The list of tough-minded remedies suggested by the subcommittee is both astonishing — in the sense that they haven’t been part of the discussion in decades — and unsurprising, given that lesser penalties have proved again and again to be meaningless to these companies. The subcommittee wants legislation that would prevent a platform giant from competing with companies that depend on it for their lifeblood. It wants to establish “bright lines” to halt mergers that would give one company excessive market share. It wants to modernize the antitrust laws to make it easier to show that a tech company is a monopoly. And yes, it does envision the possibility of breaking up a platform company that takes advantage of its monopoly to eliminate competition. Bloomberg News compared this proposal to the Bank Holding Company Act of 1956 that “barred large banks from acquiring insurers, real estate firms, and other nonbanking companies.”
Will it be over for Big Tech?
This report is a Democratic effort. It lays out the antitrust agenda the party will attempt to put in place should it assume control of the White House and Congress in January. It was written by Democratic staff members, and Cicilline and Jerrold Nadler, the chairman of the full Judiciary Committee, signed off on it.

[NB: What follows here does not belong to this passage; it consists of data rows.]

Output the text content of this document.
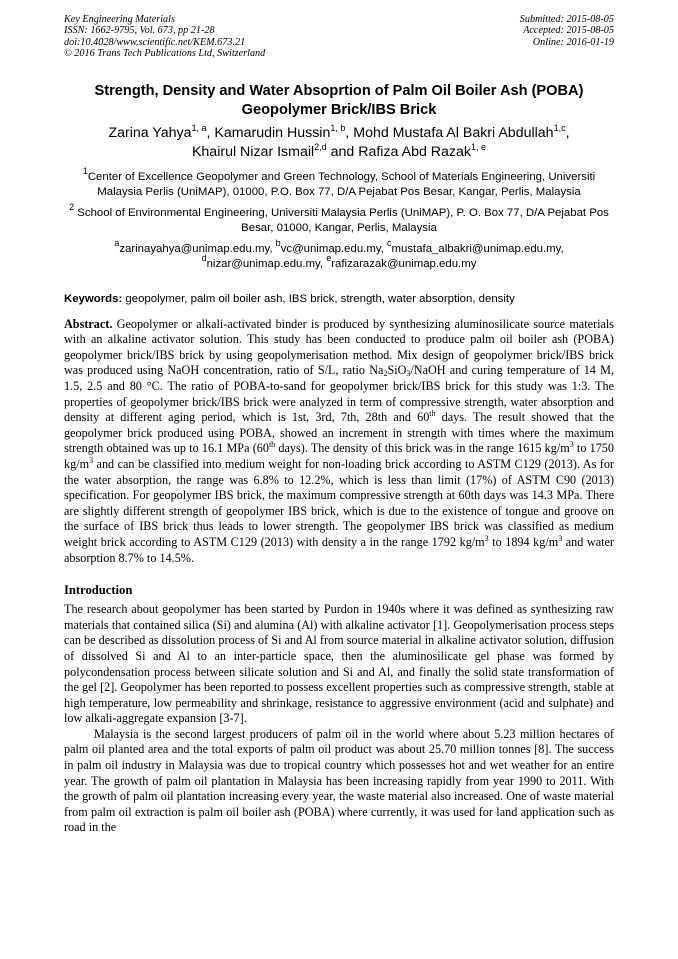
Key Engineering Materials
ISSN: 1662-9795, Vol. 673, pp 21-28
doi:10.4028/www.scientific.net/KEM.673.21
© 2016 Trans Tech Publications Ltd, Switzerland
Submitted: 2015-08-05
Accepted: 2015-08-05
Online: 2016-01-19
Strength, Density and Water Absoprtion of Palm Oil Boiler Ash (POBA) Geopolymer Brick/IBS Brick
Zarina Yahya$^{1, a}$, Kamarudin Hussin$^{1, b}$, Mohd Mustafa Al Bakri Abdullah$^{1,c}$,
Khairul Nizar Ismail$^{2,d}$ and Rafiza Abd Razak$^{1, e}$
$^1$Center of Excellence Geopolymer and Green Technology, School of Materials Engineering, Universiti Malaysia Perlis (UniMAP), 01000, P.O. Box 77, D/A Pejabat Pos Besar, Kangar, Perlis, Malaysia
$^2$ School of Environmental Engineering, Universiti Malaysia Perlis (UniMAP), P. O. Box 77, D/A Pejabat Pos Besar, 01000, Kangar, Perlis, Malaysia
$^a$zarinayahya@unimap.edu.my, $^b$vc@unimap.edu.my, $^c$mustafa_albakri@unimap.edu.my,
$^d$nizar@unimap.edu.my, $^e$rafizarazak@unimap.edu.my
Keywords: geopolymer, palm oil boiler ash, IBS brick, strength, water absorption, density
Abstract. Geopolymer or alkali-activated binder is produced by synthesizing aluminosilicate source materials with an alkaline activator solution. This study has been conducted to produce palm oil boiler ash (POBA) geopolymer brick/IBS brick by using geopolymerisation method. Mix design of geopolymer brick/IBS brick was produced using NaOH concentration, ratio of S/L, ratio $Na_2SiO_3$/NaOH and curing temperature of 14 M, 1.5, 2.5 and 80 °C. The ratio of POBA-to-sand for geopolymer brick/IBS brick for this study was 1:3. The properties of geopolymer brick/IBS brick were analyzed in term of compressive strength, water absorption and density at different aging period, which is 1st, 3rd, 7th, 28th and 60th days. The result showed that the geopolymer brick produced using POBA, showed an increment in strength with times where the maximum strength obtained was up to 16.1 MPa (60th days). The density of this brick was in the range 1615 $kg/m^3$ to 1750 $kg/m^3$ and can be classified into medium weight for non-loading brick according to ASTM C129 (2013). As for the water absorption, the range was 6.8% to 12.2%, which is less than limit (17%) of ASTM C90 (2013) specification. For geopolymer IBS brick, the maximum compressive strength at 60th days was 14.3 MPa. There are slightly different strength of geopolymer IBS brick, which is due to the existence of tongue and groove on the surface of IBS brick thus leads to lower strength. The geopolymer IBS brick was classified as medium weight brick according to ASTM C129 (2013) with density a in the range 1792 $kg/m^3$ to 1894 $kg/m^3$ and water absorption 8.7% to 14.5%.
Introduction
The research about geopolymer has been started by Purdon in 1940s where it was defined as synthesizing raw materials that contained silica (Si) and alumina (Al) with alkaline activator [1]. Geopolymerisation process steps can be described as dissolution process of Si and Al from source material in alkaline activator solution, diffusion of dissolved Si and Al to an inter-particle space, then the aluminosilicate gel phase was formed by polycondensation process between silicate solution and Si and Al, and finally the solid state transformation of the gel [2]. Geopolymer has been reported to possess excellent properties such as compressive strength, stable at high temperature, low permeability and shrinkage, resistance to aggressive environment (acid and sulphate) and low alkali-aggregate expansion [3-7].
Malaysia is the second largest producers of palm oil in the world where about 5.23 million hectares of palm oil planted area and the total exports of palm oil product was about 25.70 million tonnes [8]. The success in palm oil industry in Malaysia was due to tropical country which possesses hot and wet weather for an entire year. The growth of palm oil plantation in Malaysia has been increasing rapidly from year 1990 to 2011. With the growth of palm oil plantation increasing every year, the waste material also increased. One of waste material from palm oil extraction is palm oil boiler ash (POBA) where currently, it was used for land application such as road in the
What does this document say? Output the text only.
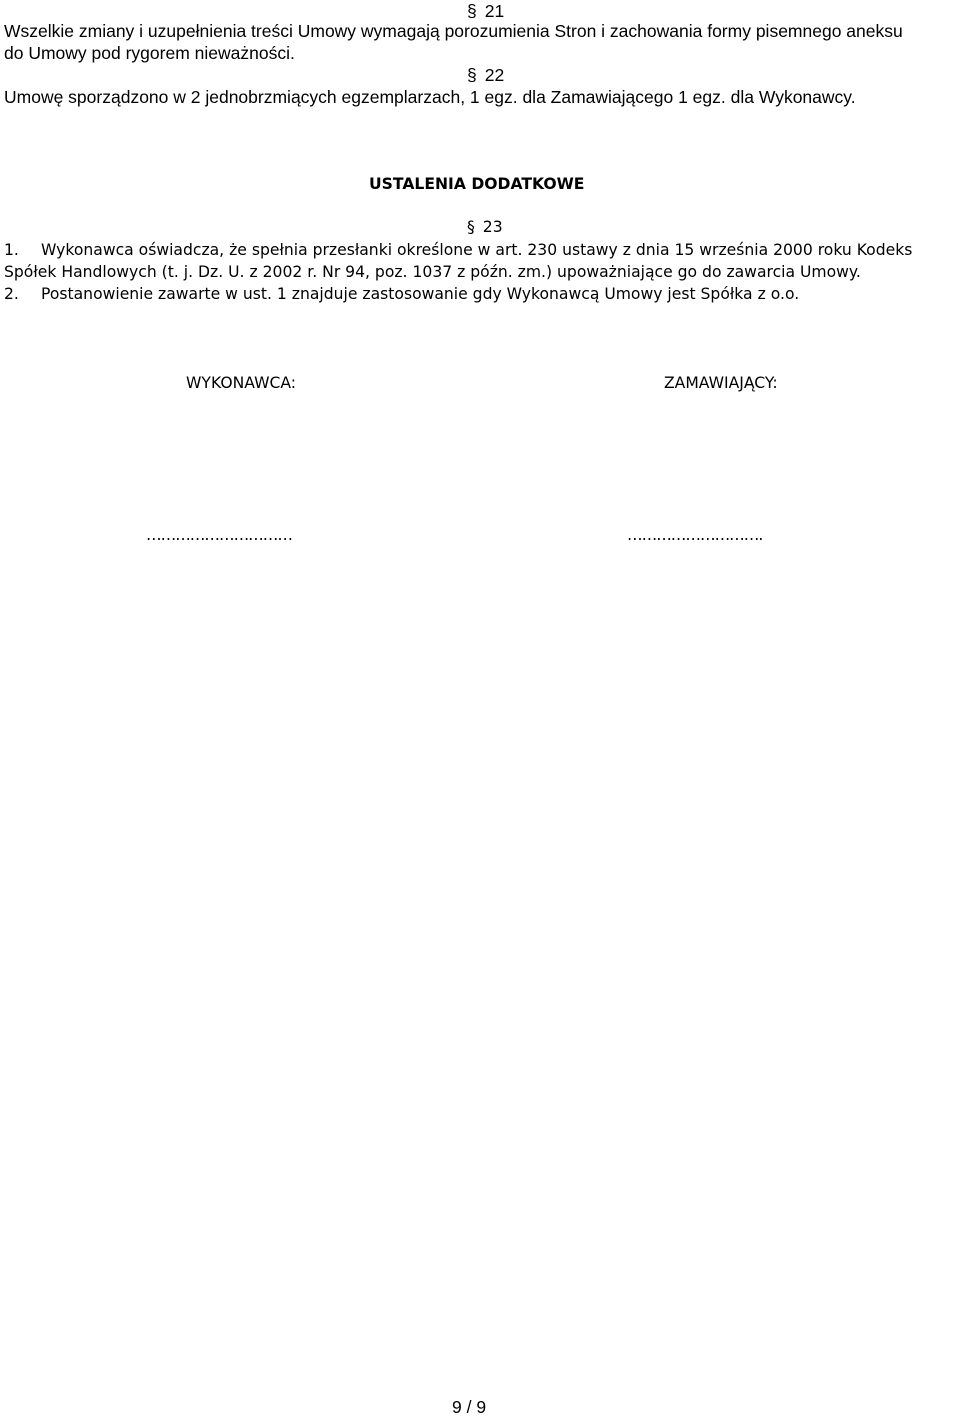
§ 21
Wszelkie zmiany i uzupełnienia treści Umowy wymagają porozumienia Stron i zachowania formy pisemnego aneksu
do Umowy pod rygorem nieważności.
§ 22
Umowę sporządzono w 2 jednobrzmiących egzemplarzach, 1 egz. dla Zamawiającego 1 egz. dla Wykonawcy.
USTALENIA DODATKOWE
§ 23
1. Wykonawca oświadcza, że spełnia przesłanki określone w art. 230 ustawy z dnia 15 września 2000 roku Kodeks
Spółek Handlowych (t. j. Dz. U. z 2002 r. Nr 94, poz. 1037 z późn. zm.) upoważniające go do zawarcia Umowy.
2. Postanowienie zawarte w ust. 1 znajduje zastosowanie gdy Wykonawcą Umowy jest Spółka z o.o.
WYKONAWCA:	ZAMAWIAJĄCY:
…………………………	……………………….
9 / 9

The Republicans on the subcommittee have been less than enthusiastic in their response to it. Jim Jordan, the ranking Republican on the House Judiciary Committee, said the report “advocates radical proposals that would refashion antitrust law in the vision of the far left.” Another Republican committee member, Ken Buck, told Bloomberg News that although he agrees with most of the report, he found some of its suggested remedies, such as forcing platform companies to shed businesses, a bridge too far.
If Trump wins reelection, or the Republicans manage to hold onto the Senate, the tough antitrust policy envisioned by this report will cease to exist.
But if this turns out to be the Democrats’ year, as seems increasingly likely, all the lobbyists in Washington aren’t going to be able to prevent these recommendations from becoming law. For Big Tech, the party will finally be over.